There is also a small banner ad near the bottom of the front page for tax protester organization the Free Enterprise Society. How could there not be? The AFP is a champion of numerous conspiracy theories, including income tax denial, but most notably the unsupported and totally refuted claim that the 9/11 terrorist attacks were an inside job, planned and perpetrated, or at least consciously allowed by the United States government or some mysterious higher power still. Articles from the AFP are cited numerous times in Loose Change and by conspiracy delusionist Alex Jones in several of his hysterical documentaries.
The AFP has become so associated with the Alex Joneses of the world that other conspiracy theory organizations, mostly members of the 9/11 Truth Movement grasping at credibility, have disowned it. OilEmpire.Us, a 9/11 Truther website that characterizes the attacks on the Twin Towers and Pentagon as an “American Reichstag fire,” has a page devoted to the AFP that describes it as “an ultra-right-wing Holocaust denial publication,” and blames the paper for propagating “One of the most absurd hoaxes yet floated to distract the 9/11 truth movement,” namely “the claim that Flight 93 never existed.” When a website that claims John F. Kennedy was killed by the CIA as a “coup d’etat against democracy” wants nothing to do with your newspaper, you have gone too far.

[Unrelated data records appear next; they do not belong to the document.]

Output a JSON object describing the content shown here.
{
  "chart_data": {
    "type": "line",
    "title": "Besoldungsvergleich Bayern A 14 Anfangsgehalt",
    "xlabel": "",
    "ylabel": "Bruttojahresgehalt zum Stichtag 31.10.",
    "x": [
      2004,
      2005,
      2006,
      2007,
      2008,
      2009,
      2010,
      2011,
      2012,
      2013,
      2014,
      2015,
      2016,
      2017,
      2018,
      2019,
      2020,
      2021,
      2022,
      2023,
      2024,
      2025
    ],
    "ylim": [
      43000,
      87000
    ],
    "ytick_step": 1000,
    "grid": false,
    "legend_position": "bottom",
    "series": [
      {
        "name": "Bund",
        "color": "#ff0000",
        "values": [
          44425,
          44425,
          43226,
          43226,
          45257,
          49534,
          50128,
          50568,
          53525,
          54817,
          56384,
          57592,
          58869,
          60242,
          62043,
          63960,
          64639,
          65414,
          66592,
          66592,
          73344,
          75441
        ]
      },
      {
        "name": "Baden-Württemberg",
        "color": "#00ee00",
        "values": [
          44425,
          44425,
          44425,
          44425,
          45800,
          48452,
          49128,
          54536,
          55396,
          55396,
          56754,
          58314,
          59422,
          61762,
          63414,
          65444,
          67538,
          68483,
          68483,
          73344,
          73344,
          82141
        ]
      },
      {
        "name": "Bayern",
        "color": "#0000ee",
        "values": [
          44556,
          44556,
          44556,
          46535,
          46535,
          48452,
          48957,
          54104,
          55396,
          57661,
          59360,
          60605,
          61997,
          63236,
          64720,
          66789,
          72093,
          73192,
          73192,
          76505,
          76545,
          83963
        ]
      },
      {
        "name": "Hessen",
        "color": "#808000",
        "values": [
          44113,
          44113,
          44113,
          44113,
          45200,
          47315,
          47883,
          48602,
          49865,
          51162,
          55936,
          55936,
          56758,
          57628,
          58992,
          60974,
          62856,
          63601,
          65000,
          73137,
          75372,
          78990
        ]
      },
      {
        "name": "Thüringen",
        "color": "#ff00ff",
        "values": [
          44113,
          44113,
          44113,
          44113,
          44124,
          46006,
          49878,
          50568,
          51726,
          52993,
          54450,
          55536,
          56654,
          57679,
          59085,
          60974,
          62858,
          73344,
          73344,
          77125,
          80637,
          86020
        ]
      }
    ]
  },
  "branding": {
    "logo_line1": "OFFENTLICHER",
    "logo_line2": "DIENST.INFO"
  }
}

That doesn’t bother Willis Carto, though, I’m sure. To an old Nazi like him, the sight of the 9/11 Truth Movement eating its own tail must be a familiar one. Following George Wallace’s unsuccessful presidential bid in 1968, Carto took control of the Youth for Wallace organization and transformed it into the overtly racist National Youth Alliance. In a precursor to the death of Liberty Lobby at the hands of rival white supremacists, Carto lost control of the National Youth Alliance to fellow neo-fascist William Luther Pierce, who rechristened it the National Alliance and built it into the largest and most infamous neo-Nazi association in the country. If Carto, who is 81, lives long enough to overstay his welcome at the American Free Press, he may disappear for a few months, only to reemerge with yet another new and better outlet for his thinly-veiled National Socialism, racism, and conspiratorial rantings. One advantage of being a worm: there are always plenty of rocks to crawl under.